Like you, reader of The Drive, most people who get into this business are car enthusiasts themselves. I won't speak for everyone, but I do think the vast majority of automotive reviewers believe driving should be fun or at least default to preferring fun cars for themselves. This often leads to that infamous disconnect between automotive journalists and the general public, where the former group demands wagons and manual transmissions but can't be bothered to actually buy those things in numbers that make financial sense for car companies, and the latter group just needs to get the kids to school without blowing the entire household budget on gas.
But now we all face a massive, industry-wide shift to electric vehicles, the biggest change in personal transportation since the first Model Ts rolled off a Ford assembly line. And things aren't the same. The noises, the smells, the performance, the driver involvement, the way energy is supplied and consumed—those things certainly exist in EVs, but in fundamentally different ways that have traditionally defined both automotive enthusiasm and practical driving.
Individual characteristics and quirks that define EVs can be much harder to pick up on than ICE vehicles, too. I don't think it's fair to say every EV is just a computer on wheels, but it is fair to say that in many cases, the way EVs are reviewed still fits into a template made for internal combustion vehicles.
All of this is a long-winded way of asking you, dear reader, this question: What do you really want to see from your EV reviews?
I bring this up today because of a recent post on Reddit's r/cars, where a user calls out every EV review as being "the same":
"Go fast in a straight line. Can't turn because of massive weight but it's in the floor of the car. 800 pounds of batteries. Lower range than claimed. Highway drops the range off the cliff. Gloss black, no buttons. Wow spaceship sounds. Wow much tech." There you go, saved you from hours of reviews. No dynamics or emotions with those soulless cars.

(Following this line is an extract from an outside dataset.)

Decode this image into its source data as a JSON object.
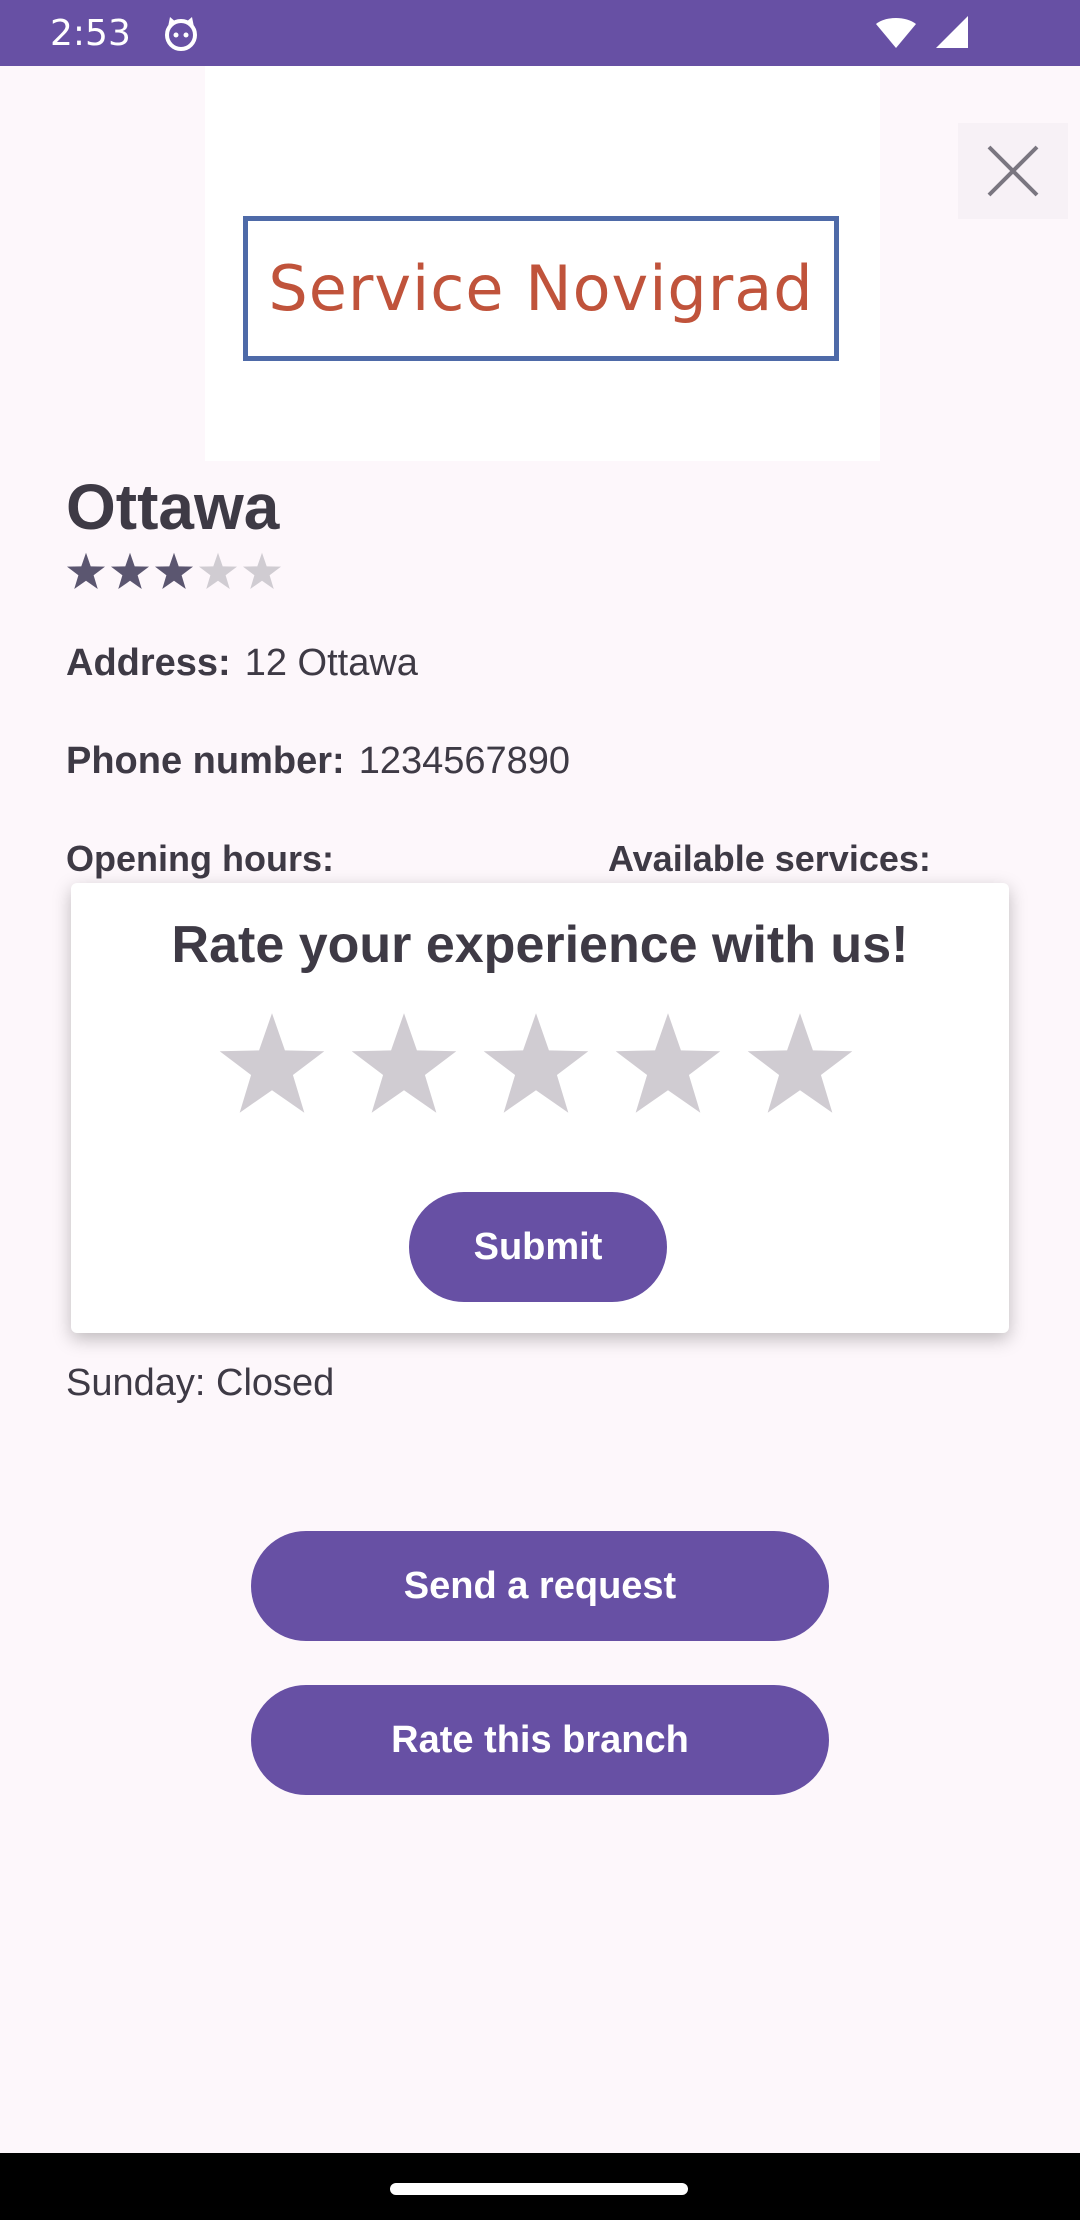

But when I'm watching a screaming v6/v8 review, there's more smiles and laughs in the first few mins than 10 EV vids combined. Do we really need to have everything enwrapped in mindless and emotionless(cheaper to make) "tech". But I guess I answered my own question.
First, I'd argue that unfortunately, not every car gets a "screaming V6/V8" experience; frankly, even many ICE cars have become so homogenized in recent years that it's hard to really tell much difference between one 2.0-liter turbo four-cylinder midsize crossover and its direct competition. I'd also argue that tons of EVs offer "dynamics" and even emotions. Say what you want about Elon Musk these days, but I've thoroughly enjoyed every Tesla Model 3 I've ever driven, and you'd be nuts to say something like a Porsche Taycan is "soulless."
But this Redditor does bring up some cogent points. On the whole, EVs probably will offer a lack of diversity in driving experiences compared to what we've all been raised on to this point. As EVs take over, centering reviews around that driving experience is probably the wrong play. As the car industry shifts in that direction, factors like onboard technology, charging, fast-charging, range, access to charging networks, towing, driver assistance systems and more will be the things that most prospective owners will care about.
It's also a question of education on the part of automotive reviewers, journalists and YouTubers alike. As Hazel Southwell, one of The Drive's EV experts, put it in a Slack discussion this morning: "I feel like a lot of car journalists seem to forget they actually had to learn about gas cars before they could talk about them in detail and so, of course, the intricacies of electrics actually take some return-to-square-one to be able to talk about confidently." Like the car-buying public, it's going to take some time for this business to adjust to things like kilowatt-hours, MPGe, knowing the difference between various levels of chargers and how to preserve battery health over time.
So I'll pose this to you, reader, both because it's an interesting discussion and because it helps us do our jobs better: What do you want to see from EV reviews? What's most important to you if you're considering buying one, whether it's a Leaf or a Lucid? What should be done better or differently? The template has to evolve; we can't keep testing and writing about these cars the same way we have for gasoline-driven cars. With more buyers considering EVs than ever, and with the auto industry irrevocably moving in that direction for various regulatory reasons, we too have no choice but to adapt or die. Let us know how we can do better.